Still Strong-Naming your Assemblies? You do know it's 2016, right?

Update: Though the information and concerns in this blog post are still very true, I’ve actually had a change of heart and I’m now advocating to Start Strong-Naming your Assemblies!!


For far to long, Strong-Named Assemblies have been a huge rock in the shoe of 3rd party library developers, but people: it’s 2016, so why are you still using it?

How it all started…

The year was 2002 (or so I believe!), Microsoft had just released the .NET Framework, and one of the main enterprise focused features was the ability to sign an assembly with a strong-name.

Back then, Strong-Named Assemblies had some great advantages, as indicated in this MSDN article:

  • You want to enable your assemblies to be referenced by strong-named assemblies, or you want to give friend access to your assemblies from other strong-named assemblies.
  • An app needs access to different versions of the same assembly. This means you need different versions of an assembly to load side by side in the same app domain without conflict. For example, if different extensions of an API exist in assemblies that have the same simple name, strong-naming provides a unique identity for each version of the assembly.
  • You do not want to negatively affect performance of apps using your assembly, so you want the assembly to be domain neutral. This requires strong-naming because a domain-neutral assembly must be installed in the global assembly cache.
  • When you want to centralize servicing for your app by applying publisher policy, which means the assembly must be installed in the global assembly cache.

So strong-named assemblies are uniquely identified, which is a good thing, until it starts to work against you…

Let’s look at a real example: a few years back, JSON.net was actually a strongly-signed assembly. Now let’s assume we have a project that depends on “LibraryA” and “LibraryB”, and each of these require a different version of JSON.net.

Before Assembly Binding Redirection
Before Assembly Binding Redirection

If you build the project as it currently is, there will be a conflict as you can only have a single version of JSON.net on the output folder, but the libraries require different versions…

To fix this issue, .NET provided a mechanism called Assembly Binding Redirection to ensure that only one specific assembly would be used, regardless of the required version.

After Assembly Binding Redirection
After Assembly Binding Redirection

In comes Silverlight and Windows Phone

Unfortunately, neither Silverlight nor Windows Phone support Assembly Binding Redirection… and that is where the true problems started.

There are quite a few threads around this issue over the internet, and in the end, a lot of 3rd party library developers just decided to stop strong-naming their assemblies!

Others, followed the advice of the MSDN article I pointed above:

If you are an open-source developer and you want the identity benefits of a strong-named assembly, consider checking in the private key associated with an assembly into your source control system.

Obviously, for this to work you would have to build your own versions of your project dependencies… and let’s be honest here: that will eventually be more of a problem that a solution.

A few years ago, I personally felt this pain while developing a Windows Phone app, and so I went to the Windows Phone Developers UserVoice website and requested the support for Assembly Binding Redirection on Windows Phone… almost a year after the request, I got an update indicating it was “on the backlog”, and seems it has stayed like that till now…

If it is such a bad thing, why are people still doing it?

Developers seem to have the wrong notion that they should strong-name their assemblies as a security feature, but this could not be further away from the truth!

Granted, that does provide a basic insurance that an assembly hasn’t been tampered/altered, but in any case one can always use binding redirection (when available) to bypass the whole thing, so that is just a lame excuse to not buy a proper Code Signing Certificate and apply Authenticode to the assembly (which will prevent tampering AND impersonation, the right way!).

What about the Universal Windows Platform?

Unfortunately, as far as I know there is no support for Assembly Binding Redirection in UWP

A couple of weeks ago, Microsoft open-sourced the XAML Behaviors and guess what?
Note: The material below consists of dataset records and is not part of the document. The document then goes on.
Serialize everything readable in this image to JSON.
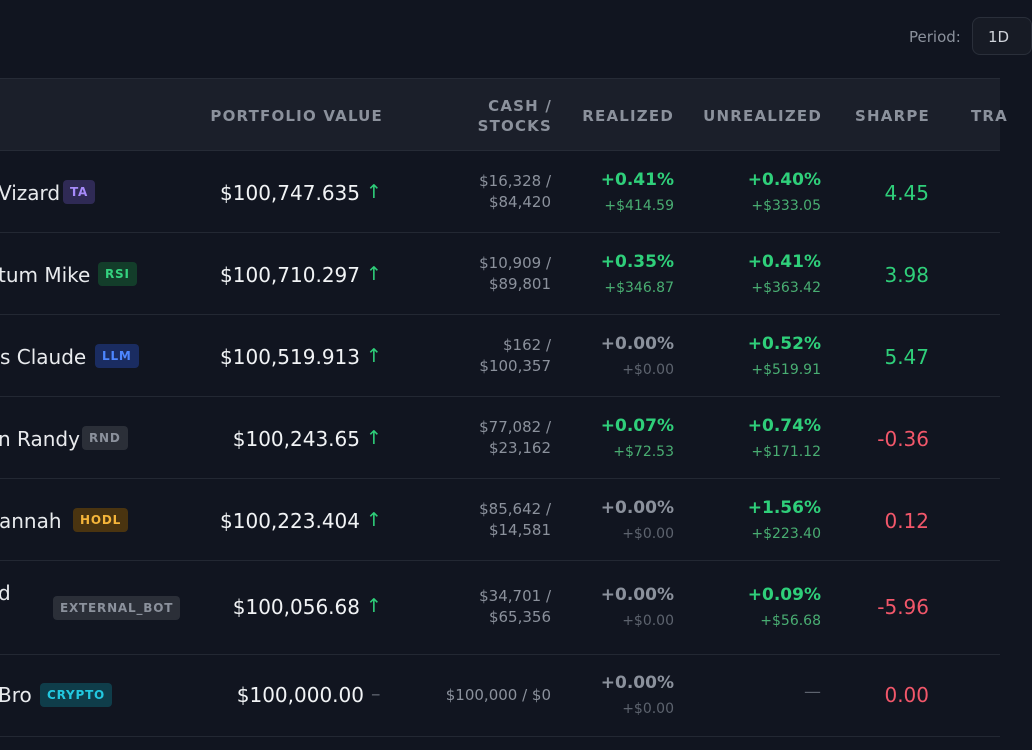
{
  "header": {
    "period_label": "Period:",
    "period_value": "1D"
  },
  "columns": [
    "PORTFOLIO VALUE",
    "CASH /",
    "STOCKS",
    "REALIZED",
    "UNREALIZED",
    "SHARPE",
    "TRA"
  ],
  "rows": [
    {
      "name": "Vizard",
      "badge": "TA",
      "portfolio_value": "$100,747.635",
      "trend": "↑",
      "cash": "$16,328 /",
      "stocks": "$84,420",
      "realized_pct": "+0.41%",
      "realized_amt": "+$414.59",
      "unrealized_pct": "+0.40%",
      "unrealized_amt": "+$333.05",
      "sharpe": "4.45"
    },
    {
      "name": "tum Mike",
      "badge": "RSI",
      "portfolio_value": "$100,710.297",
      "trend": "↑",
      "cash": "$10,909 /",
      "stocks": "$89,801",
      "realized_pct": "+0.35%",
      "realized_amt": "+$346.87",
      "unrealized_pct": "+0.41%",
      "unrealized_amt": "+$363.42",
      "sharpe": "3.98"
    },
    {
      "name": "s Claude",
      "badge": "LLM",
      "portfolio_value": "$100,519.913",
      "trend": "↑",
      "cash": "$162 /",
      "stocks": "$100,357",
      "realized_pct": "+0.00%",
      "realized_amt": "+$0.00",
      "unrealized_pct": "+0.52%",
      "unrealized_amt": "+$519.91",
      "sharpe": "5.47"
    },
    {
      "name": "n Randy",
      "badge": "RND",
      "portfolio_value": "$100,243.65",
      "trend": "↑",
      "cash": "$77,082 /",
      "stocks": "$23,162",
      "realized_pct": "+0.07%",
      "realized_amt": "+$72.53",
      "unrealized_pct": "+0.74%",
      "unrealized_amt": "+$171.12",
      "sharpe": "-0.36"
    },
    {
      "name": "annah",
      "badge": "HODL",
      "portfolio_value": "$100,223.404",
      "trend": "↑",
      "cash": "$85,642 /",
      "stocks": "$14,581",
      "realized_pct": "+0.00%",
      "realized_amt": "+$0.00",
      "unrealized_pct": "+1.56%",
      "unrealized_amt": "+$223.40",
      "sharpe": "0.12"
    },
    {
      "name": "d",
      "badge": "EXTERNAL_BOT",
      "portfolio_value": "$100,056.68",
      "trend": "↑",
      "cash": "$34,701 /",
      "stocks": "$65,356",
      "realized_pct": "+0.00%",
      "realized_amt": "+$0.00",
      "unrealized_pct": "+0.09%",
      "unrealized_amt": "+$56.68",
      "sharpe": "-5.96"
    },
    {
      "name": "Bro",
      "badge": "CRYPTO",
      "portfolio_value": "$100,000.00",
      "trend": "–",
      "cash": "$100,000 / $0",
      "realized_pct": "+0.00%",
      "realized_amt": "+$0.00",
      "unrealized_placeholder": "—",
      "sharpe": "0.00"
    }
  ],
  "colors": {
    "background": "#111520",
    "positive": "#2fcf7a",
    "negative": "#f2576a",
    "muted": "#8b919c"
  }
}
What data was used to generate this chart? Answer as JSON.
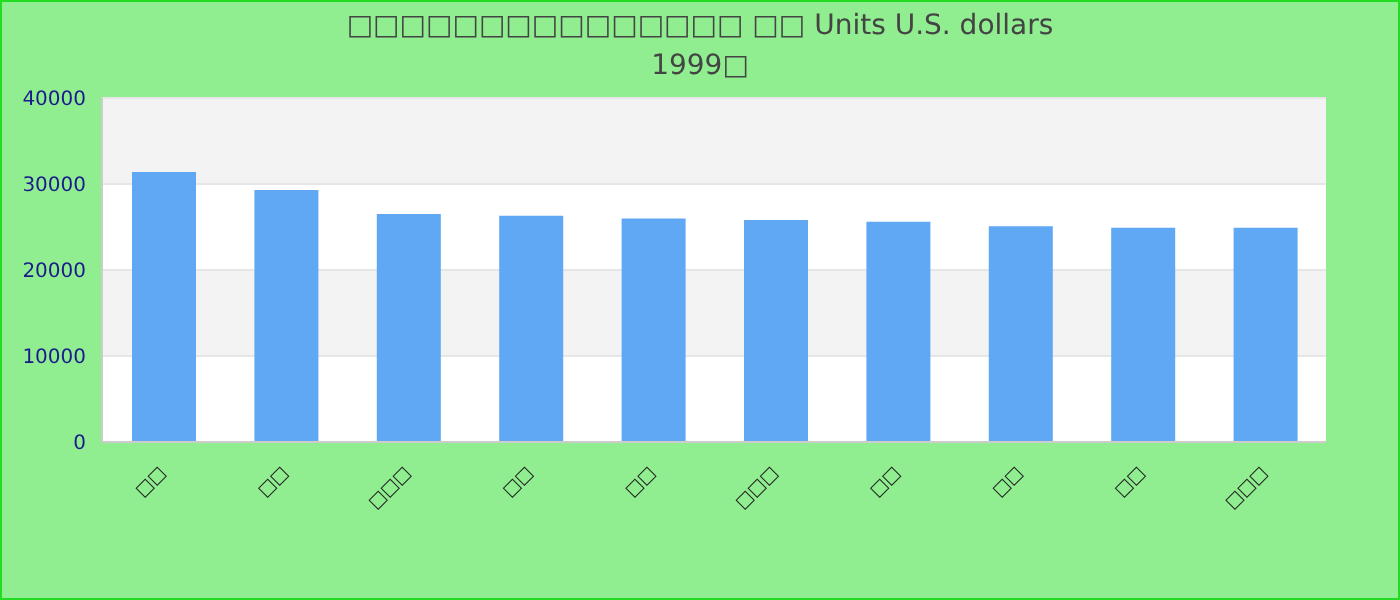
{
  "chart_data": {
    "type": "bar",
    "title": "□□□□□□□□□□□□□□□ □□ Units U.S. dollars",
    "subtitle": "1999□",
    "categories": [
      "□□",
      "□□",
      "□□□",
      "□□",
      "□□",
      "□□□",
      "□□",
      "□□",
      "□□",
      "□□□"
    ],
    "values": [
      31400,
      29300,
      26500,
      26300,
      26000,
      25800,
      25600,
      25100,
      24900,
      24900
    ],
    "color": "#60a8f4",
    "ylim": [
      0,
      40000
    ],
    "yticks": [
      0,
      10000,
      20000,
      30000,
      40000
    ],
    "grid": "y"
  }
}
Yes you guessed correctly: they strongly-signed it!

Fortunately, after a long debate on that same thread, they realized that it made no sense to do that, and removed the strong-name signing on the latest version!

Bottom line

With this article I tried to make the point that Strong-Named Assemblies are just legacy of the “old” .NET Framework days, and have no place in the modern Universal Windows Platform.

Hopefully, 3rd party developers will continuously provide non-strongly-named assemblies which will make a lot of developers happy.